Databases Reference
In-Depth Information
This leads us to another major technical challenge for the Query Optimizer: accurate
cost and cardinality estimation. Since a cost-based optimizer selects the execution plan
with the lowest cost, the quality of the plan selection is only as good as the accuracy of
the optimizer's cost and cardinality estimations. Even supposing that time is not a
concern, and that the query optimizer can analyze the entire search space without a
problem, cardinality and cost estimation errors can still make a query optimizer select
the wrong plan. Cost estimation models are inherently inexact, as they do not consider
all of the hardware conditions, and must necessarily make certain assumptions about
the environment. For example, the costing model assumes that every query starts with a
cold cache (i.e. that its data is read from disk and not from memory) and this assumption
could lead to costing estimation errors in some cases.
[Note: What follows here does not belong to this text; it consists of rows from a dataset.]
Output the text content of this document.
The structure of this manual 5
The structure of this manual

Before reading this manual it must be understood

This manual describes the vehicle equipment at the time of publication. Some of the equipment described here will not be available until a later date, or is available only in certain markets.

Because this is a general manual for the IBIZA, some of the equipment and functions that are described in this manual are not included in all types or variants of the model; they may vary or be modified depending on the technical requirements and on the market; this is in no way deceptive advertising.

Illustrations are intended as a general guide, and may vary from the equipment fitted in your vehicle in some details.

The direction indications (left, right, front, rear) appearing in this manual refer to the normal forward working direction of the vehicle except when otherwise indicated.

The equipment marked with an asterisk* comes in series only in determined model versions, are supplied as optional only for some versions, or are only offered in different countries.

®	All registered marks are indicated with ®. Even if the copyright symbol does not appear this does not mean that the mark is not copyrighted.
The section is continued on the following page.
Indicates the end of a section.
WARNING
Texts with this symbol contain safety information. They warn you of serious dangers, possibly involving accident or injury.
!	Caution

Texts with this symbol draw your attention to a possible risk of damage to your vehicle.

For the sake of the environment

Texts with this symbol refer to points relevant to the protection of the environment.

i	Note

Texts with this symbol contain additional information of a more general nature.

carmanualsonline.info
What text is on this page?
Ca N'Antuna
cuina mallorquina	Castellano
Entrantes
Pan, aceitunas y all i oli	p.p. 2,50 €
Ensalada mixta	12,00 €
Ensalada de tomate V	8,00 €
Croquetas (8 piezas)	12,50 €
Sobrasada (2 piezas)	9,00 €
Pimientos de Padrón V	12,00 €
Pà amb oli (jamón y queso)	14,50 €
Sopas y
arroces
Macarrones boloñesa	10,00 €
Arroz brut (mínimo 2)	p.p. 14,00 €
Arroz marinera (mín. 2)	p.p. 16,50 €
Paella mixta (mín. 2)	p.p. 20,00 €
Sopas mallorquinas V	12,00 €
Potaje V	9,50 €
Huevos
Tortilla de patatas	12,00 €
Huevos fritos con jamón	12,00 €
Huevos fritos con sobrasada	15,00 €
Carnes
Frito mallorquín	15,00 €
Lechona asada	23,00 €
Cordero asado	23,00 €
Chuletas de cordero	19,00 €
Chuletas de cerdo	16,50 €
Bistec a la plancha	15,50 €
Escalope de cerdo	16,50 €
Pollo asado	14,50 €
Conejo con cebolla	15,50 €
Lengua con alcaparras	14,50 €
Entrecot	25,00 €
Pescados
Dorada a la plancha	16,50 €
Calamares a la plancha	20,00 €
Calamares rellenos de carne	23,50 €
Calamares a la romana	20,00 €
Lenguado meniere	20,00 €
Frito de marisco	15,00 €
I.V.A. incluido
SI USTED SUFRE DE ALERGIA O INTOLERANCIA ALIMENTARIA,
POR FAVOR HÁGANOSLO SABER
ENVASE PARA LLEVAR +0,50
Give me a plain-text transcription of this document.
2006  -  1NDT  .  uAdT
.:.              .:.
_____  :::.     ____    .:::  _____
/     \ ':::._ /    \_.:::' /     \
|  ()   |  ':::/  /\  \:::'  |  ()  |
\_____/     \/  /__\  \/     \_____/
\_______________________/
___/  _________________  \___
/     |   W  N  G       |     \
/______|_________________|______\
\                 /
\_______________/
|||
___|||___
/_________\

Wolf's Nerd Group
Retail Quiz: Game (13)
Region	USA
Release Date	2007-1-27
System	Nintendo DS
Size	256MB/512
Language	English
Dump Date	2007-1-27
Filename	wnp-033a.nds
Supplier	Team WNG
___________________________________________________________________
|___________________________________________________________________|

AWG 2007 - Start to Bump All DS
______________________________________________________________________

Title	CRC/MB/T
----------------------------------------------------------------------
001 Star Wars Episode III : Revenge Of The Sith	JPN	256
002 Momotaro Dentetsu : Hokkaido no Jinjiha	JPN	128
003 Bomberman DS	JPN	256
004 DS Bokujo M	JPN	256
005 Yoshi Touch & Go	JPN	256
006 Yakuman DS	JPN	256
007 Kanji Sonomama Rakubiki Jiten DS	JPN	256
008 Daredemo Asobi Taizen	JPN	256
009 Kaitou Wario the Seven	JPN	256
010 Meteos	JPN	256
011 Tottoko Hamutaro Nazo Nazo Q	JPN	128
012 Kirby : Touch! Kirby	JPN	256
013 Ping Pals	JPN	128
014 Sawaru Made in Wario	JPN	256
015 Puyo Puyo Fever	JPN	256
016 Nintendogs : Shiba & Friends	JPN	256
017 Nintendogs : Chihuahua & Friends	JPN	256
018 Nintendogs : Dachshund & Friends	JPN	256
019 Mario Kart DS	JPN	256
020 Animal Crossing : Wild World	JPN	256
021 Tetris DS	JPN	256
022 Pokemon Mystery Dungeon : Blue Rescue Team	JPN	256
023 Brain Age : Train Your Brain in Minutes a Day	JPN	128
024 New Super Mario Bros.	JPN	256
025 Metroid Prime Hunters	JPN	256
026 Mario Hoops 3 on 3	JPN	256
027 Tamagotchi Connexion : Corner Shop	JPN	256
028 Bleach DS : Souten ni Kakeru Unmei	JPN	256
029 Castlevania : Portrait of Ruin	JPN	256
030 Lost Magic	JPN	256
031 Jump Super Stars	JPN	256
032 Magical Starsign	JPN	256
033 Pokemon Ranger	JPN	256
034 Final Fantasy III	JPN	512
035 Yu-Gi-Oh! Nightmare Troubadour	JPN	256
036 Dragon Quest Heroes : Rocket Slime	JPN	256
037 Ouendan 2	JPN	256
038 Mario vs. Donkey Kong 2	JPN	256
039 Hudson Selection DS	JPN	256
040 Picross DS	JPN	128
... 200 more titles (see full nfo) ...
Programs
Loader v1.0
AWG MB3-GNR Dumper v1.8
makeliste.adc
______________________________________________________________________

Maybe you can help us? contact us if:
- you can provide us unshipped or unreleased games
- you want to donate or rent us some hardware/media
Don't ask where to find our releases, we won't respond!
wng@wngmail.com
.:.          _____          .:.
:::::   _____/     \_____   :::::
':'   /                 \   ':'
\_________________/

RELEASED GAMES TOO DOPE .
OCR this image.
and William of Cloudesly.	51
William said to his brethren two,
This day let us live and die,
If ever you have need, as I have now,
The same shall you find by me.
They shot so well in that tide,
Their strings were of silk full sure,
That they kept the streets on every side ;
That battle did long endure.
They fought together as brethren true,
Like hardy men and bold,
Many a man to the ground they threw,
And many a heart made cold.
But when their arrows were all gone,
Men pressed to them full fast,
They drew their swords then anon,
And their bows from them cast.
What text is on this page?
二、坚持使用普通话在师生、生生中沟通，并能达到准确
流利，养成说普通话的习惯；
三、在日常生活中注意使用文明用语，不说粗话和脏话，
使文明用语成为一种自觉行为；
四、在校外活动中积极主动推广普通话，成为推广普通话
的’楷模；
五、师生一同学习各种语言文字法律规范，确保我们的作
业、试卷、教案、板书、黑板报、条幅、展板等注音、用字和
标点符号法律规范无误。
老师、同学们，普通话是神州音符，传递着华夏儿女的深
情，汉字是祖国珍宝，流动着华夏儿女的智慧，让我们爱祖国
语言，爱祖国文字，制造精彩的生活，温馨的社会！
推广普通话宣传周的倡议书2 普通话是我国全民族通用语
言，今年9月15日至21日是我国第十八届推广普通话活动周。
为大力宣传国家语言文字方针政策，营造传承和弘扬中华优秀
In addition, cost estimation
relies on cardinality estimation, which is also inexact and has some known limitations,
especially when it comes to the estimation of the intermediate results in a plan. On top of
all that, there are some operations which are not covered by the mathematical model of
the cardinality estimation component, which has to resort to guess logic or heuristics to
deal with these situations. Cardinality and cost estimation will be covered in more detail
in Chapter 3 , Statistics and Cost Estimation .
A historical perspective
We've seen some of the challenges query optimizers still face today, but these
imperfections are not for want of time or research. One of these earliest works
describing a cost-based query optimizer was Access Path Selection in a Relational
Database Management System , published in 1979 by Pat Selinger et al., to describe the
query optimizer for an experimental database management system developed in 1975
at what is now the IBM Almaden Research Center. This database management system,
called "System R," advanced the field of query optimization by introducing the use of cost-
based query optimization, the use of statistics, an efficient method of determining join
orders, and the addition of CPU cost to the optimizer's cost estimation formulae.